There are few hurdles in today’s society greater than energy production. And when it comes to energy production there is one possible solution that could solve energy problems almost immediately that most people are aware of , nuclear power. But with this great potential also comes many problems including cost, waste management, and potential dangers from radioactivity. But perhaps it is not the process of nuclear power that is the problem, but rather the fuel used in the process.
Most power production methods work by converting matter into thermal energy. Everything from conventional gas and coal energy to even solar and in its own way wind energy runs off of heat either from matter or from the sun directly or indirectly. This heat is then converted into kinetic energy either through photovoltaic cells or a turbine that spins. Even hydroelectric energy is largely generated from heat as the sun evaporates water which then rains down uphill and streams down into rivers utilizing gravity to bring it down to the ground levels. Nuclear fission works in very much the same way, utilizing heated uranium which then in turn is pumped through water tanks in pipes in order to both cool the uranium and heat the water to a boiling point where it can become steam. The steam then becomes pressurized and vents through turbines which then spin magnets and create electricity. The massive cooling towers seen at nuclear power plants are there to cool water and release safe water vapor into the air. But there are several downsides to using nuclear power as the process is still a fairly primitive and dangerous one. In the end having pressurized water, radioactive material, and a constant need for maintenance 24 hours a day makes the concept of having a nuclear power plant in town seem more like a proverbial Sword of Damoclese than a gift from Mount Olympus. Additionally, there is deadly radioactive waste that has the potential to seep into groundwater and the high cost of maintenance for nuclear power plants.
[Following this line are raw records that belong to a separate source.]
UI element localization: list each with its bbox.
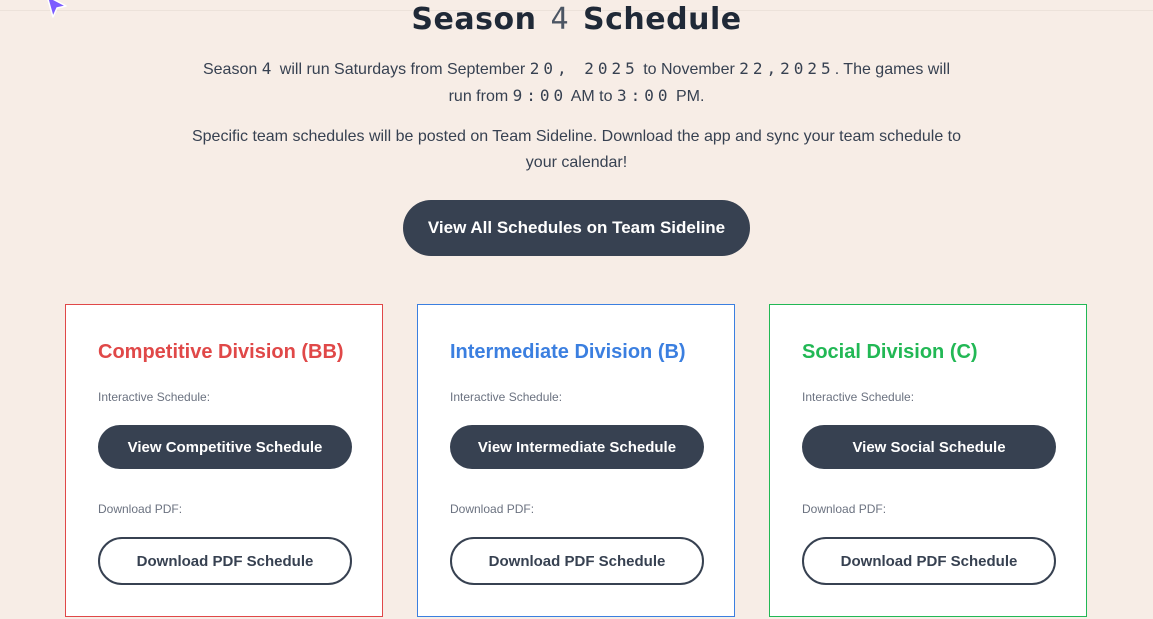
interactive-schedule-label: Interactive Schedule: — [98, 390, 211, 404]
intro-text-segment: PM. — [675, 88, 705, 105]
division-title: Competitive Division (BB) — [98, 341, 344, 363]
intro-text-segment: AM to — [570, 88, 613, 105]
intro-end-time: 3:00 — [616, 86, 672, 105]
view-competitive-schedule-button[interactable]: View Competitive Schedule — [98, 425, 352, 469]
division-card-intermediate: Intermediate Division (B) Interactive Sc… — [417, 304, 735, 617]
view-all-schedules-button[interactable]: View All Schedules on Team Sideline — [403, 200, 750, 256]
season-dates-text: Season 4 will run Saturdays from Septemb… — [190, 56, 963, 110]
interactive-schedule-label: Interactive Schedule: — [450, 390, 563, 404]
download-pdf-label: Download PDF: — [450, 502, 535, 516]
title-schedule-word: Schedule — [583, 2, 742, 37]
download-pdf-label: Download PDF: — [802, 502, 887, 516]
intro-start-date: 20, 2025 — [529, 59, 639, 78]
division-title: Social Division (C) — [802, 341, 978, 363]
view-social-schedule-button[interactable]: View Social Schedule — [802, 425, 1056, 469]
division-title: Intermediate Division (B) — [450, 341, 686, 363]
division-card-competitive: Competitive Division (BB) Interactive Sc… — [65, 304, 383, 617]
intro-season-number: 4 — [261, 59, 276, 78]
division-card-social: Social Division (C) Interactive Schedule… — [769, 304, 1087, 617]
intro-text-segment: Season — [202, 61, 258, 78]
download-social-pdf-button[interactable]: Download PDF Schedule — [802, 537, 1056, 585]
download-competitive-pdf-button[interactable]: Download PDF Schedule — [98, 537, 352, 585]
intro-text-segment: to November — [643, 61, 735, 78]
page-title: Season 4 Schedule — [0, 2, 1153, 37]
title-season-word: Season — [411, 2, 537, 37]
download-intermediate-pdf-button[interactable]: Download PDF Schedule — [450, 537, 704, 585]
interactive-schedule-label: Interactive Schedule: — [802, 390, 915, 404]
download-pdf-label: Download PDF: — [98, 502, 183, 516]
title-season-number: 4 — [550, 2, 570, 37]
team-sideline-info-text: Specific team schedules will be posted o… — [191, 128, 962, 171]
intro-end-date: 22,2025 — [739, 59, 835, 78]
intro-start-time: 9:00 — [512, 86, 568, 105]
intro-text-segment: will run Saturdays from September — [279, 61, 526, 78]
view-intermediate-schedule-button[interactable]: View Intermediate Schedule — [450, 425, 704, 469]
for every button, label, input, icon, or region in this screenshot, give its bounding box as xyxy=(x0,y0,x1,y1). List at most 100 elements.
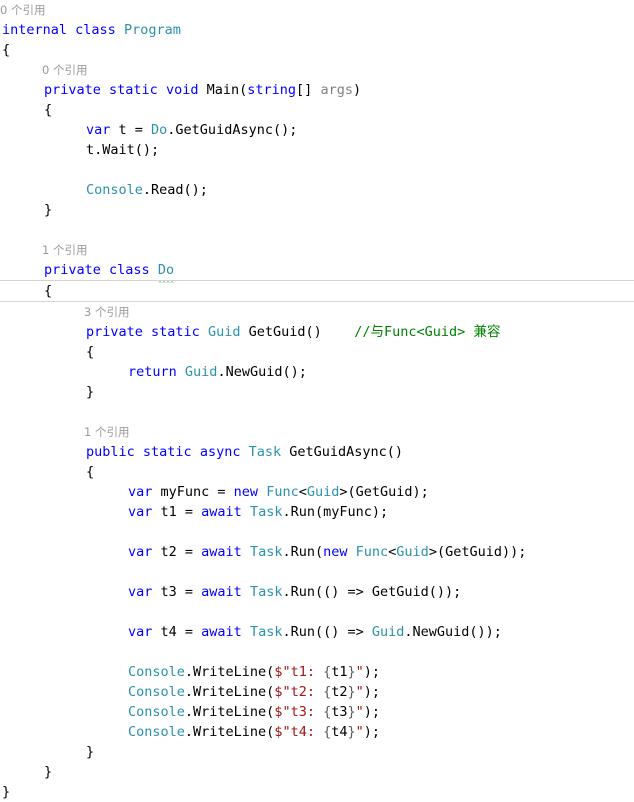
token-type: Guid xyxy=(396,544,429,560)
code-line[interactable]: } xyxy=(0,200,634,220)
token-plain: } xyxy=(44,202,53,218)
token-plain: { xyxy=(2,42,11,58)
code-line[interactable]: } xyxy=(0,382,634,402)
token-kw: return xyxy=(128,364,177,380)
code-line[interactable]: var t = Do.GetGuidAsync(); xyxy=(0,120,634,140)
token-type: Task xyxy=(249,584,283,600)
code-line[interactable] xyxy=(0,220,634,240)
code-line[interactable]: private class Do xyxy=(0,260,634,283)
token-type: Do xyxy=(151,122,168,138)
token-kw: private xyxy=(44,82,101,98)
code-line[interactable]: Console.WriteLine($"t4: {t4}"); xyxy=(0,722,634,742)
code-line[interactable]: { xyxy=(0,100,634,120)
code-line[interactable]: Console.WriteLine($"t1: {t1}"); xyxy=(0,662,634,682)
token-codelens: 0 个引用 xyxy=(0,3,46,17)
code-line[interactable]: return Guid.NewGuid(); xyxy=(0,362,634,382)
codelens-reference-annotation[interactable]: 1 个引用 xyxy=(0,240,634,260)
code-line[interactable] xyxy=(0,402,634,422)
code-line[interactable]: public static async Task GetGuidAsync() xyxy=(0,442,634,462)
token-plain: [] xyxy=(296,82,321,98)
token-kw: new xyxy=(233,484,259,500)
token-codelens: 3 个引用 xyxy=(84,305,130,319)
token-kw: internal xyxy=(2,22,68,38)
code-line[interactable]: { xyxy=(0,280,634,302)
code-line[interactable]: Console.WriteLine($"t3: {t3}"); xyxy=(0,702,634,722)
token-ibrace: } xyxy=(347,684,356,700)
token-str: t4: xyxy=(290,724,324,740)
token-strp: " xyxy=(355,724,364,740)
code-line[interactable]: { xyxy=(0,40,634,60)
token-kw: var xyxy=(86,122,111,138)
code-line[interactable] xyxy=(0,160,634,180)
codelens-reference-annotation[interactable]: 0 个引用 xyxy=(0,60,634,80)
code-line[interactable]: var t1 = await Task.Run(myFunc); xyxy=(0,502,634,522)
token-cmt: //与Func<Guid> 兼容 xyxy=(354,324,501,340)
token-kw: await xyxy=(201,584,242,600)
token-str: t3: xyxy=(290,704,324,720)
token-codelens: 1 个引用 xyxy=(42,243,88,257)
token-kw: new xyxy=(323,544,348,560)
token-strp: " xyxy=(355,664,364,680)
token-type: Func xyxy=(266,484,299,500)
token-kw: var xyxy=(128,484,153,500)
code-line[interactable]: } xyxy=(0,742,634,762)
token-plain: GetGuidAsync() xyxy=(281,444,404,460)
token-codelens: 1 个引用 xyxy=(84,425,130,439)
code-line[interactable]: } xyxy=(0,762,634,782)
token-kw: void xyxy=(165,82,199,98)
token-plain: t = xyxy=(110,122,152,138)
code-line[interactable] xyxy=(0,602,634,622)
token-kw: class xyxy=(109,262,150,278)
token-strp: $" xyxy=(274,704,291,720)
code-line[interactable]: var myFunc = new Func<Guid>(GetGuid); xyxy=(0,482,634,502)
code-line[interactable]: Console.WriteLine($"t2: {t2}"); xyxy=(0,682,634,702)
token-type: Console xyxy=(128,684,185,700)
token-type: Task xyxy=(248,444,282,460)
code-line[interactable]: var t2 = await Task.Run(new Func<Guid>(G… xyxy=(0,542,634,562)
code-line[interactable]: t.Wait(); xyxy=(0,140,634,160)
code-line[interactable]: var t3 = await Task.Run(() => GetGuid())… xyxy=(0,582,634,602)
token-type: Console xyxy=(86,182,143,198)
token-kw: var xyxy=(128,504,153,520)
code-line[interactable] xyxy=(0,642,634,662)
token-ibrace: { xyxy=(323,704,332,720)
token-kw: public xyxy=(86,444,135,460)
token-kw: async xyxy=(199,444,241,460)
token-kw: var xyxy=(128,624,153,640)
token-plain: t1 xyxy=(331,664,348,680)
token-kw: await xyxy=(201,624,242,640)
code-line[interactable] xyxy=(0,522,634,542)
code-line[interactable]: } xyxy=(0,782,634,802)
code-line[interactable]: internal class Program xyxy=(0,20,634,40)
token-type: Task xyxy=(249,544,283,560)
token-plain: ); xyxy=(363,704,381,720)
token-type: Guid xyxy=(371,624,405,640)
token-ibrace: } xyxy=(347,724,356,740)
codelens-reference-annotation[interactable]: 3 个引用 xyxy=(0,302,634,322)
token-strp: " xyxy=(355,684,364,700)
code-line[interactable]: { xyxy=(0,342,634,362)
codelens-reference-annotation[interactable]: 1 个引用 xyxy=(0,422,634,442)
code-line[interactable]: var t4 = await Task.Run(() => Guid.NewGu… xyxy=(0,622,634,642)
token-plain: .WriteLine( xyxy=(184,684,275,700)
token-kw: private xyxy=(44,262,101,278)
token-plain: >(GetGuid)); xyxy=(428,544,527,560)
codelens-reference-annotation[interactable]: 0 个引用 xyxy=(0,0,634,20)
token-kw: await xyxy=(201,544,242,560)
code-line[interactable]: private static void Main(string[] args) xyxy=(0,80,634,100)
code-line[interactable]: Console.Read(); xyxy=(0,180,634,200)
token-type: Task xyxy=(249,504,283,520)
code-line[interactable] xyxy=(0,562,634,582)
token-plain: .Run( xyxy=(282,544,324,560)
code-line[interactable]: private static Guid GetGuid() //与Func<Gu… xyxy=(0,322,634,342)
code-line[interactable]: { xyxy=(0,462,634,482)
code-editor-surface[interactable]: 0 个引用 internal class Program {0 个引用 private… xyxy=(0,0,634,800)
token-ibrace: { xyxy=(323,664,332,680)
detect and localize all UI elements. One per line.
Helium 3 is the answer to these problems, according to Gerald Kulcinski and several other scientists who have proposed the mining of the deposits present throughout the Lunar surface. Helium 3, unlike Uranium 235 could pass the barrier between matter and energy without the need to convert into heat first. Imagine no water to litter with radioactive materials, no waste left over to dump in ever growing landfills, and no potential threat of a meltdown that could result in thousands of deaths. Such potential for energy would need to create far larger power plants that could operate at peak efficiency for longer with fewer moving parts and more efficiently than even the best nuclear fission plants we have on Earth.
But would a mission to Mars be able to process and return enough Helium 3 to make it a viable energy alternative? Missions to Mars would need to carry enough fuel to reach the Lunar surface, but could use rocket propellants such as hydrogen (found in water which does exist on the Lunar surface in significant quantities) and allow the weight requirements to the moon itself to be far lower than if the Moon did not have water. Helium 3, if processed and separated on the moon itself could be far more efficiently then carted to Earth and used in nuclear power plants. If nuclear fusion is ever achieved, not only will there be extensive expeditions to the moon to acquire helium 3 to power the planet, but future expeditions could even begin mining of gas giants such as Saturn which has a virtually inexhaustible supply.